LORO E NOI - 16/03/2018
 
Novità alla bancarella ideologica

Nella sua rubrica su La Stampa (7 marzo), Mattia Feltri vorrebbe inquadrare con poche battute la duplice, ed enorme, questione della crisi della sinistra borghese (socialdemocratica, tradunionista, pcista etc.) e dell'essenza dell'attuale scenario politico.
Sorvoliamo, per decenza, sull'interpretazione della batosta elettorale incassata dal PD e dal suo esponente di punta Minniti come risultato di un aristocratico e crepuscolare radicamento nella sfera culturale e politica di Gramsci e Majakovskij. Si sta parlando del PD (il partito del Jobs Act, della "buona scuola", dell'alternanza scuola-lavoro, del sistema dei voucher più o meno mascherati, dell' "aiutiamoli a casa loro", della rottamazione di ogni vago valore anche solo lontanamente riconducibile alla storia del riformismo socialista) e del suo paladino della riduzione dei flussi migratori a beneficio dei lager "in casa loro".
Qualche parola in più merita la "nuova" geografia politica delineata dal corsivista dello storico quotidiano di casa Fiat: «Oggi la dialettica non è fra destra e sinistra, come si dice da un po', talvolta irrisi, ma fra globalismo e nazionalismo. Chi sta bene è globalista, chi sta male è nazionalista».
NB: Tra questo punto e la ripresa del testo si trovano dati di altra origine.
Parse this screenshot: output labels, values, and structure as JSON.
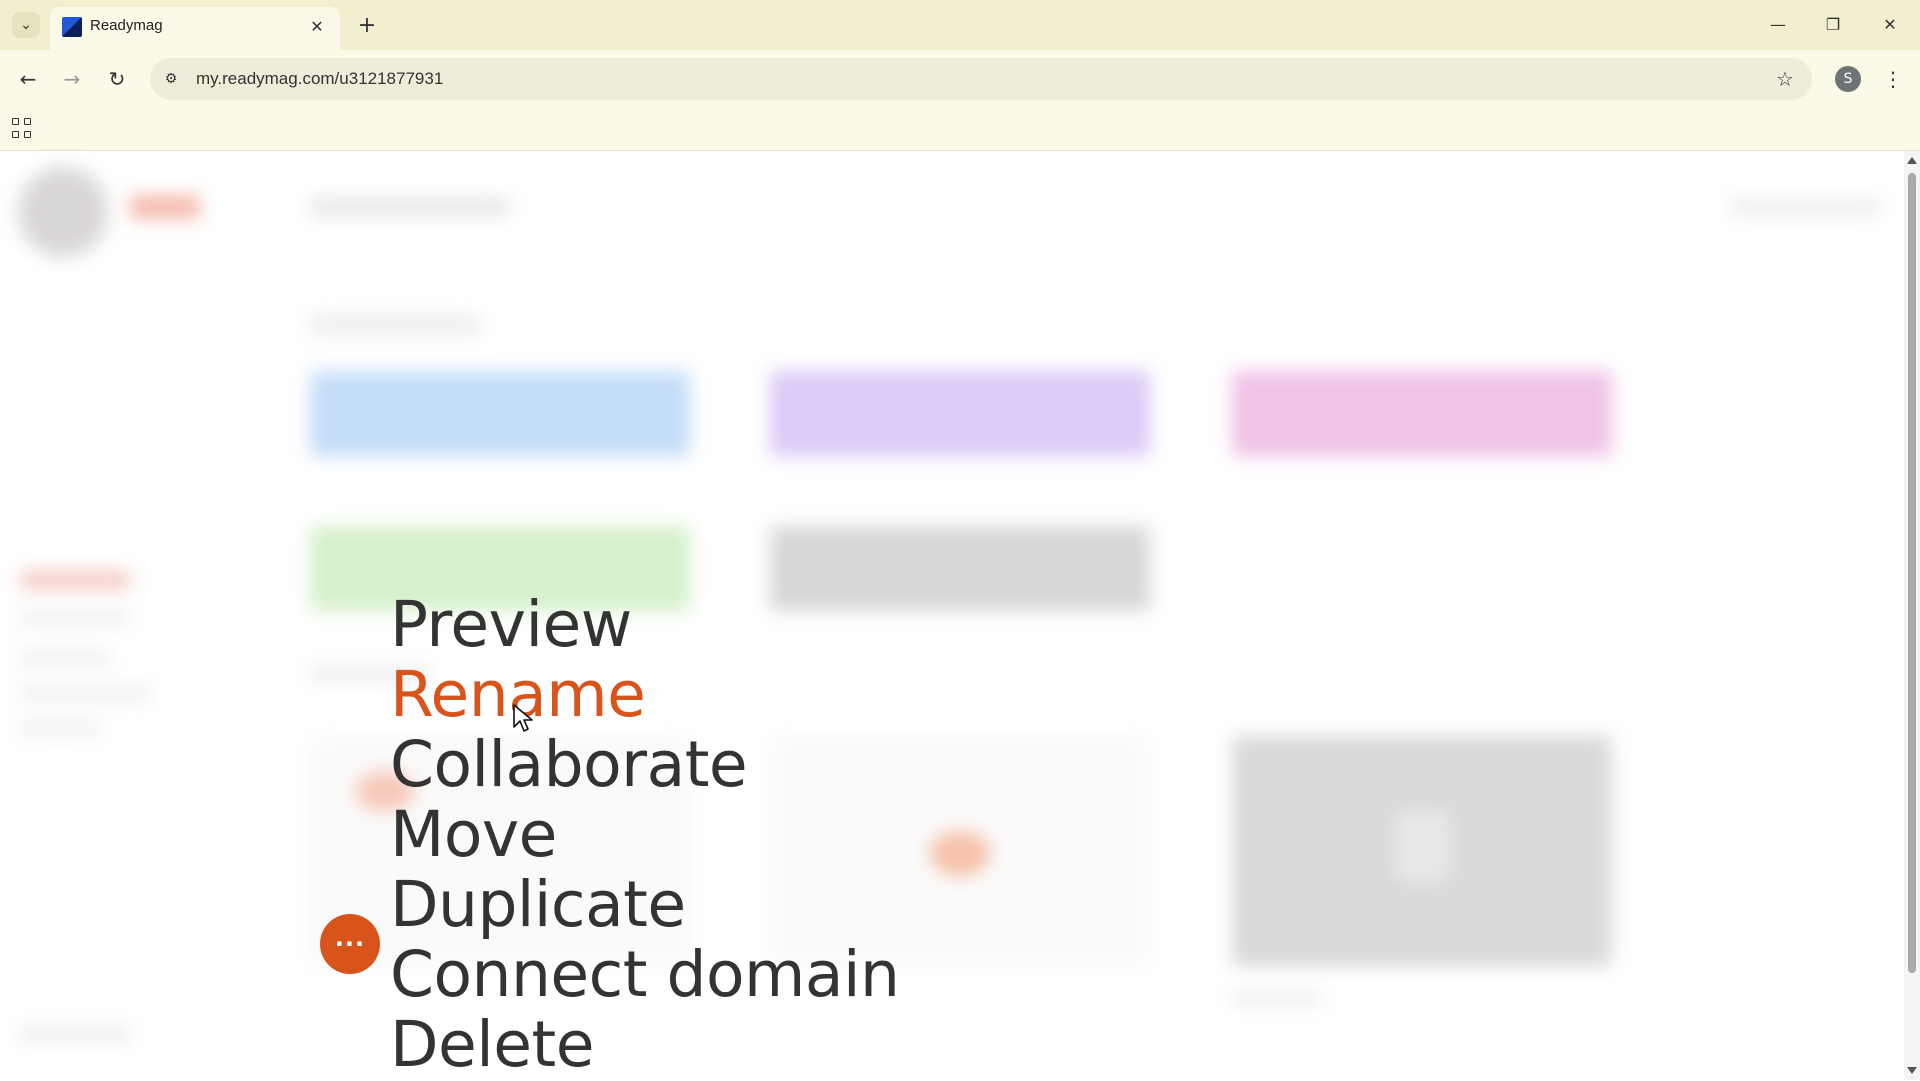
{
  "browser": {
    "tab_title": "Readymag",
    "url": "my.readymag.com/u3121877931",
    "profile_initial": "S"
  },
  "context_menu": {
    "items": [
      {
        "label": "Preview"
      },
      {
        "label": "Rename",
        "active": true
      },
      {
        "label": "Collaborate"
      },
      {
        "label": "Move"
      },
      {
        "label": "Duplicate"
      },
      {
        "label": "Connect domain"
      },
      {
        "label": "Delete"
      }
    ],
    "more_button_label": "···"
  },
  "colors": {
    "accent": "#d8541b",
    "chrome_bg": "#f2efd0",
    "menu_text": "#333333"
  },
  "icons": {
    "tab_search": "chevron-down-icon",
    "favicon": "readymag-favicon",
    "close": "close-icon",
    "new_tab": "plus-icon",
    "back": "back-arrow-icon",
    "forward": "forward-arrow-icon",
    "reload": "reload-icon",
    "site_info": "tune-icon",
    "bookmark": "star-icon",
    "menu": "kebab-icon",
    "apps": "apps-grid-icon",
    "cursor": "mouse-pointer-icon"
  }
}
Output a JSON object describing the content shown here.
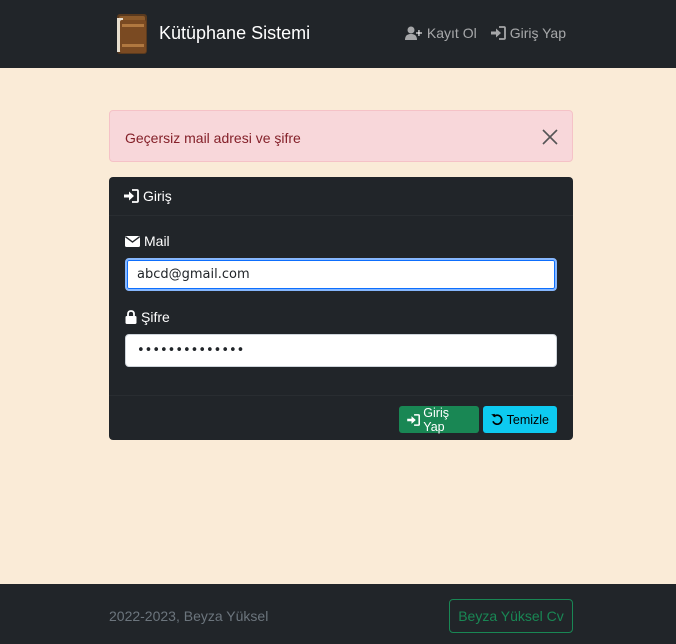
{
  "navbar": {
    "brand": "Kütüphane Sistemi",
    "links": [
      {
        "label": "Kayıt Ol",
        "icon": "user-plus-icon"
      },
      {
        "label": "Giriş Yap",
        "icon": "sign-in-icon"
      }
    ]
  },
  "alert": {
    "message": "Geçersiz mail adresi ve şifre"
  },
  "login_card": {
    "header": "Giriş",
    "mail_label": "Mail",
    "mail_value": "abcd@gmail.com",
    "password_label": "Şifre",
    "password_value": "••••••••••••••",
    "submit_label": "Giriş Yap",
    "reset_label": "Temizle"
  },
  "footer": {
    "copyright": "2022-2023, Beyza Yüksel",
    "cv_button": "Beyza Yüksel Cv"
  },
  "colors": {
    "background": "#faebd7",
    "dark": "#212529",
    "success": "#198754",
    "info": "#0dcaf0",
    "alert_bg": "#f8d7da"
  }
}
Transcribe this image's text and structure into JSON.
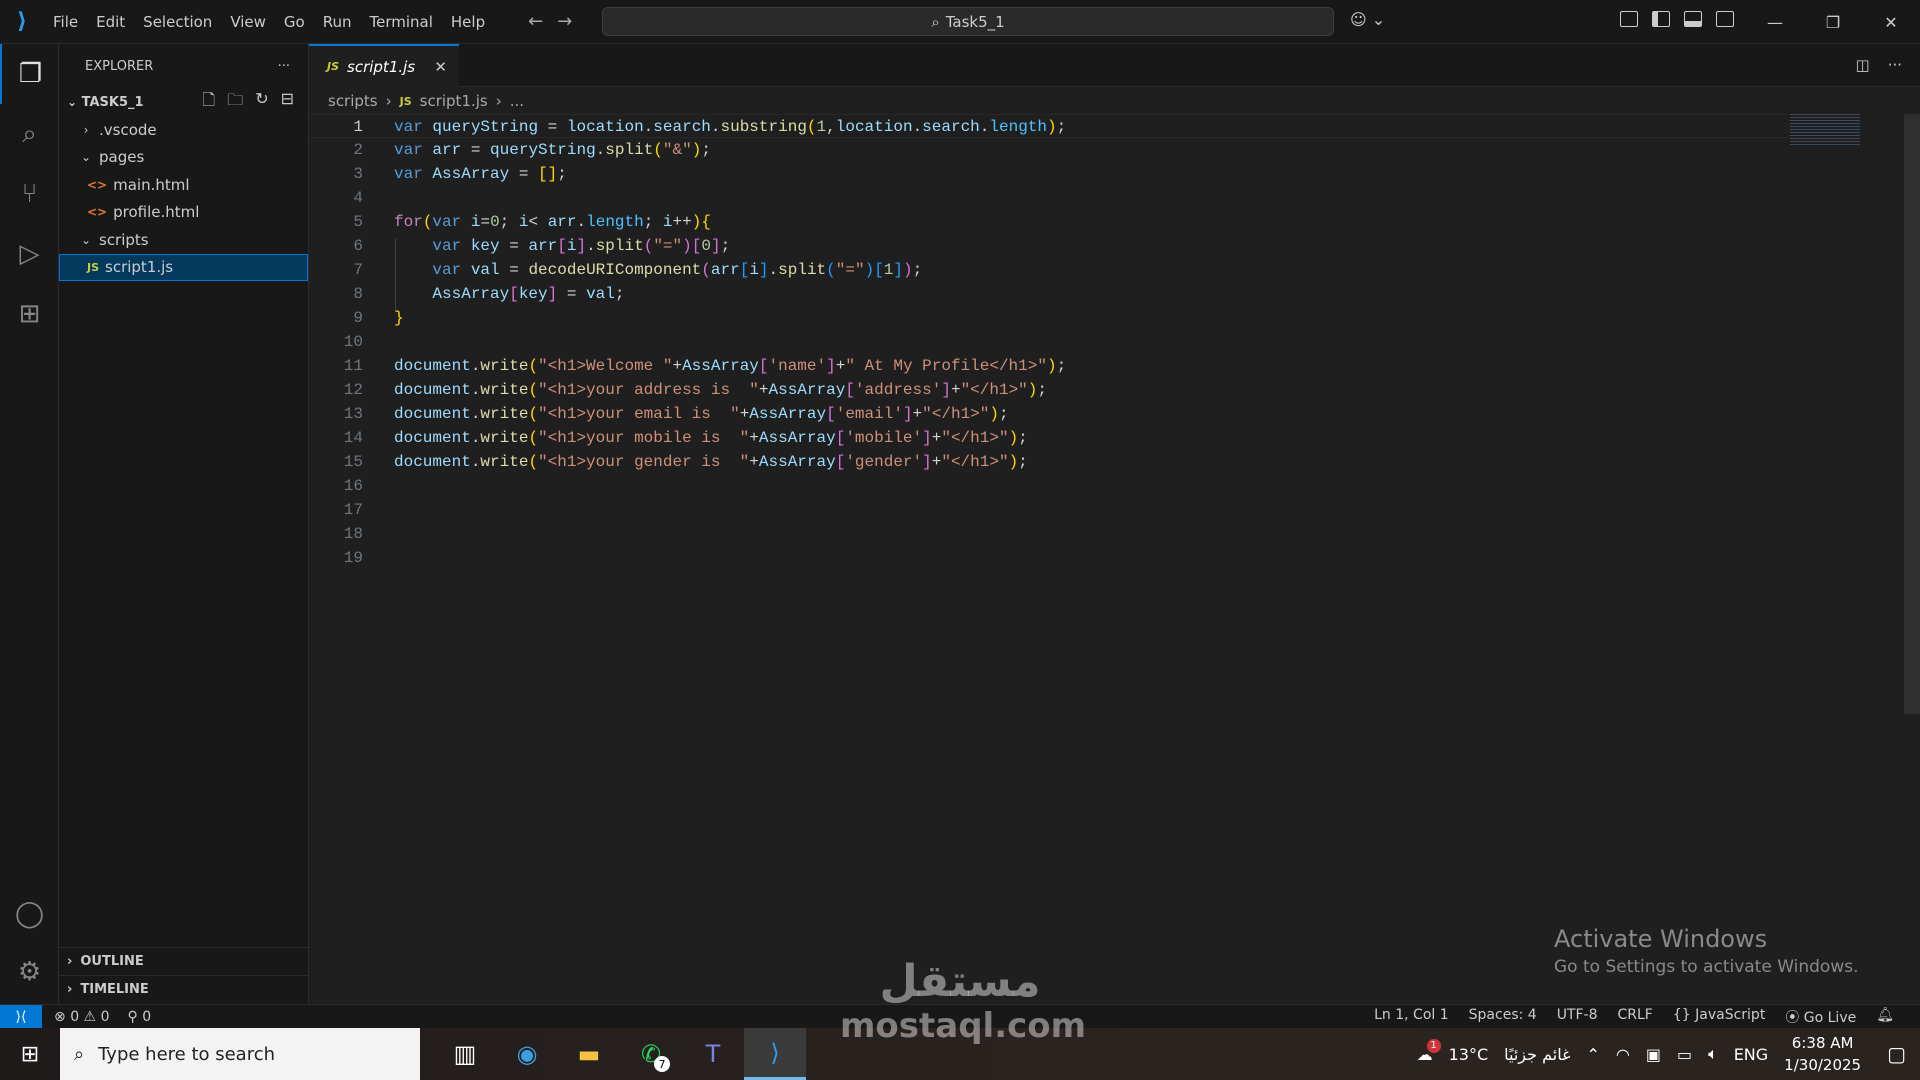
{
  "titlebar": {
    "menu": [
      "File",
      "Edit",
      "Selection",
      "View",
      "Go",
      "Run",
      "Terminal",
      "Help"
    ],
    "search": "Task5_1"
  },
  "explorer": {
    "title": "EXPLORER",
    "project": "TASK5_1",
    "tree": [
      {
        "label": ".vscode",
        "type": "folder",
        "open": false,
        "depth": 1
      },
      {
        "label": "pages",
        "type": "folder",
        "open": true,
        "depth": 1
      },
      {
        "label": "main.html",
        "type": "html",
        "depth": 2
      },
      {
        "label": "profile.html",
        "type": "html",
        "depth": 2
      },
      {
        "label": "scripts",
        "type": "folder",
        "open": true,
        "depth": 1
      },
      {
        "label": "script1.js",
        "type": "js",
        "depth": 2,
        "selected": true
      }
    ],
    "outline": "OUTLINE",
    "timeline": "TIMELINE"
  },
  "tab": {
    "icon": "JS",
    "label": "script1.js"
  },
  "breadcrumb": {
    "folder": "scripts",
    "icon": "JS",
    "file": "script1.js",
    "more": "..."
  },
  "code": [
    [
      [
        "k",
        "var"
      ],
      [
        "p",
        " "
      ],
      [
        "v",
        "queryString"
      ],
      [
        "p",
        " = "
      ],
      [
        "v",
        "location"
      ],
      [
        "p",
        "."
      ],
      [
        "v",
        "search"
      ],
      [
        "p",
        "."
      ],
      [
        "f",
        "substring"
      ],
      [
        "b1",
        "("
      ],
      [
        "n",
        "1"
      ],
      [
        "p",
        ","
      ],
      [
        "v",
        "location"
      ],
      [
        "p",
        "."
      ],
      [
        "v",
        "search"
      ],
      [
        "p",
        "."
      ],
      [
        "cn",
        "length"
      ],
      [
        "b1",
        ")"
      ],
      [
        "p",
        ";"
      ]
    ],
    [
      [
        "k",
        "var"
      ],
      [
        "p",
        " "
      ],
      [
        "v",
        "arr"
      ],
      [
        "p",
        " = "
      ],
      [
        "v",
        "queryString"
      ],
      [
        "p",
        "."
      ],
      [
        "f",
        "split"
      ],
      [
        "b1",
        "("
      ],
      [
        "s",
        "\"&\""
      ],
      [
        "b1",
        ")"
      ],
      [
        "p",
        ";"
      ]
    ],
    [
      [
        "k",
        "var"
      ],
      [
        "p",
        " "
      ],
      [
        "v",
        "AssArray"
      ],
      [
        "p",
        " = "
      ],
      [
        "b1",
        "[]"
      ],
      [
        "p",
        ";"
      ]
    ],
    [],
    [
      [
        "c",
        "for"
      ],
      [
        "b1",
        "("
      ],
      [
        "k",
        "var"
      ],
      [
        "p",
        " "
      ],
      [
        "v",
        "i"
      ],
      [
        "p",
        "="
      ],
      [
        "n",
        "0"
      ],
      [
        "p",
        "; "
      ],
      [
        "v",
        "i"
      ],
      [
        "p",
        "< "
      ],
      [
        "v",
        "arr"
      ],
      [
        "p",
        "."
      ],
      [
        "cn",
        "length"
      ],
      [
        "p",
        "; "
      ],
      [
        "v",
        "i"
      ],
      [
        "p",
        "++"
      ],
      [
        "b1",
        ")"
      ],
      [
        "b1",
        "{"
      ]
    ],
    [
      [
        "p",
        "    "
      ],
      [
        "k",
        "var"
      ],
      [
        "p",
        " "
      ],
      [
        "v",
        "key"
      ],
      [
        "p",
        " = "
      ],
      [
        "v",
        "arr"
      ],
      [
        "b2",
        "["
      ],
      [
        "v",
        "i"
      ],
      [
        "b2",
        "]"
      ],
      [
        "p",
        "."
      ],
      [
        "f",
        "split"
      ],
      [
        "b2",
        "("
      ],
      [
        "s",
        "\"=\""
      ],
      [
        "b2",
        ")"
      ],
      [
        "b2",
        "["
      ],
      [
        "n",
        "0"
      ],
      [
        "b2",
        "]"
      ],
      [
        "p",
        ";"
      ]
    ],
    [
      [
        "p",
        "    "
      ],
      [
        "k",
        "var"
      ],
      [
        "p",
        " "
      ],
      [
        "v",
        "val"
      ],
      [
        "p",
        " = "
      ],
      [
        "f",
        "decodeURIComponent"
      ],
      [
        "b2",
        "("
      ],
      [
        "v",
        "arr"
      ],
      [
        "b3",
        "["
      ],
      [
        "v",
        "i"
      ],
      [
        "b3",
        "]"
      ],
      [
        "p",
        "."
      ],
      [
        "f",
        "split"
      ],
      [
        "b3",
        "("
      ],
      [
        "s",
        "\"=\""
      ],
      [
        "b3",
        ")"
      ],
      [
        "b3",
        "["
      ],
      [
        "n",
        "1"
      ],
      [
        "b3",
        "]"
      ],
      [
        "b2",
        ")"
      ],
      [
        "p",
        ";"
      ]
    ],
    [
      [
        "p",
        "    "
      ],
      [
        "v",
        "AssArray"
      ],
      [
        "b2",
        "["
      ],
      [
        "v",
        "key"
      ],
      [
        "b2",
        "]"
      ],
      [
        "p",
        " = "
      ],
      [
        "v",
        "val"
      ],
      [
        "p",
        ";"
      ]
    ],
    [
      [
        "b1",
        "}"
      ]
    ],
    [],
    [
      [
        "v",
        "document"
      ],
      [
        "p",
        "."
      ],
      [
        "f",
        "write"
      ],
      [
        "b1",
        "("
      ],
      [
        "s",
        "\"<h1>Welcome \""
      ],
      [
        "p",
        "+"
      ],
      [
        "v",
        "AssArray"
      ],
      [
        "b2",
        "["
      ],
      [
        "s",
        "'name'"
      ],
      [
        "b2",
        "]"
      ],
      [
        "p",
        "+"
      ],
      [
        "s",
        "\" At My Profile</h1>\""
      ],
      [
        "b1",
        ")"
      ],
      [
        "p",
        ";"
      ]
    ],
    [
      [
        "v",
        "document"
      ],
      [
        "p",
        "."
      ],
      [
        "f",
        "write"
      ],
      [
        "b1",
        "("
      ],
      [
        "s",
        "\"<h1>your address is  \""
      ],
      [
        "p",
        "+"
      ],
      [
        "v",
        "AssArray"
      ],
      [
        "b2",
        "["
      ],
      [
        "s",
        "'address'"
      ],
      [
        "b2",
        "]"
      ],
      [
        "p",
        "+"
      ],
      [
        "s",
        "\"</h1>\""
      ],
      [
        "b1",
        ")"
      ],
      [
        "p",
        ";"
      ]
    ],
    [
      [
        "v",
        "document"
      ],
      [
        "p",
        "."
      ],
      [
        "f",
        "write"
      ],
      [
        "b1",
        "("
      ],
      [
        "s",
        "\"<h1>your email is  \""
      ],
      [
        "p",
        "+"
      ],
      [
        "v",
        "AssArray"
      ],
      [
        "b2",
        "["
      ],
      [
        "s",
        "'email'"
      ],
      [
        "b2",
        "]"
      ],
      [
        "p",
        "+"
      ],
      [
        "s",
        "\"</h1>\""
      ],
      [
        "b1",
        ")"
      ],
      [
        "p",
        ";"
      ]
    ],
    [
      [
        "v",
        "document"
      ],
      [
        "p",
        "."
      ],
      [
        "f",
        "write"
      ],
      [
        "b1",
        "("
      ],
      [
        "s",
        "\"<h1>your mobile is  \""
      ],
      [
        "p",
        "+"
      ],
      [
        "v",
        "AssArray"
      ],
      [
        "b2",
        "["
      ],
      [
        "s",
        "'mobile'"
      ],
      [
        "b2",
        "]"
      ],
      [
        "p",
        "+"
      ],
      [
        "s",
        "\"</h1>\""
      ],
      [
        "b1",
        ")"
      ],
      [
        "p",
        ";"
      ]
    ],
    [
      [
        "v",
        "document"
      ],
      [
        "p",
        "."
      ],
      [
        "f",
        "write"
      ],
      [
        "b1",
        "("
      ],
      [
        "s",
        "\"<h1>your gender is  \""
      ],
      [
        "p",
        "+"
      ],
      [
        "v",
        "AssArray"
      ],
      [
        "b2",
        "["
      ],
      [
        "s",
        "'gender'"
      ],
      [
        "b2",
        "]"
      ],
      [
        "p",
        "+"
      ],
      [
        "s",
        "\"</h1>\""
      ],
      [
        "b1",
        ")"
      ],
      [
        "p",
        ";"
      ]
    ],
    [],
    [],
    [],
    []
  ],
  "statusbar": {
    "errors": "0",
    "warnings": "0",
    "ports": "0",
    "position": "Ln 1, Col 1",
    "spaces": "Spaces: 4",
    "encoding": "UTF-8",
    "eol": "CRLF",
    "language": "JavaScript",
    "golive": "Go Live"
  },
  "overlay": {
    "activate_title": "Activate Windows",
    "activate_sub": "Go to Settings to activate Windows.",
    "watermark_ar": "مستقل",
    "watermark": "mostaql.com"
  },
  "taskbar": {
    "search_placeholder": "Type here to search",
    "whatsapp_badge": "7",
    "weather_badge": "1",
    "temperature": "13°C",
    "weather": "غائم جزئيًا",
    "lang": "ENG",
    "time": "6:38 AM",
    "date": "1/30/2025"
  },
  "colors": {
    "accent": "#0078d4",
    "editor_bg": "#1f1f1f",
    "sidebar_bg": "#181818"
  }
}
Il punto è che, se non si contempla quella che rimane la discriminante fondamentale della società contemporanea - la divisione in classi con interessi contrapposti - non solo, e non da oggi, destra e sinistra sono parole vuote, buone per tutti gli usi, ma anche parole "nuove" come globalismo e nazionalismo acquisiscono per i lavoratori salariati un solo significato reale: la libertà di scegliere periodicamente da quale forza politica padronale (legata a frazioni borghesi più o meno internazionalizzate) essere direttamente torchiati, ingannati e spremuti. Nella società attuale, che rimane una società capitalistica, pur con tutte le sue trasformazioni e sviluppi, il lavoratore salariato non può essere altro che uno sfruttato, una merce esposta alle oscillazioni del mercato, più o meno protetto, più o meno liberalizzato. La precarizzazione crescente di masse a cui, oggi persino più che ai tempi di Marx ed Engels, corrisponde con precisione nella realtà sociale la definizione scientifica di proletariato, va di pari passo con giganteschi processi di accumulazione capitalistica, di arricchimento di borghesie per cui la divisione, la debolezza organizzativa e politica del proletariato, risultano una formidabile garanzia di mantenimento del sistema di dominio sociale. Ogni ragionamento, ogni dibattito su ciò che è o non è attuale, su ciò che cambia o rimane nella struttura socio-economica e nel quadro politico, che ignori questo essenziale dato di fatto, non può che tradursi in una truffa padronale. Se si pretende di rimuovere la realtà della divisione in classi della società capitalistica, ciò che rimane è una vecchia, trita, fuorviante ideologia della modernità, magari declinata nelle forme di moda del "superamento del Novecento", al servizio delle classi dominanti. Sovraniste o globaliste che siano.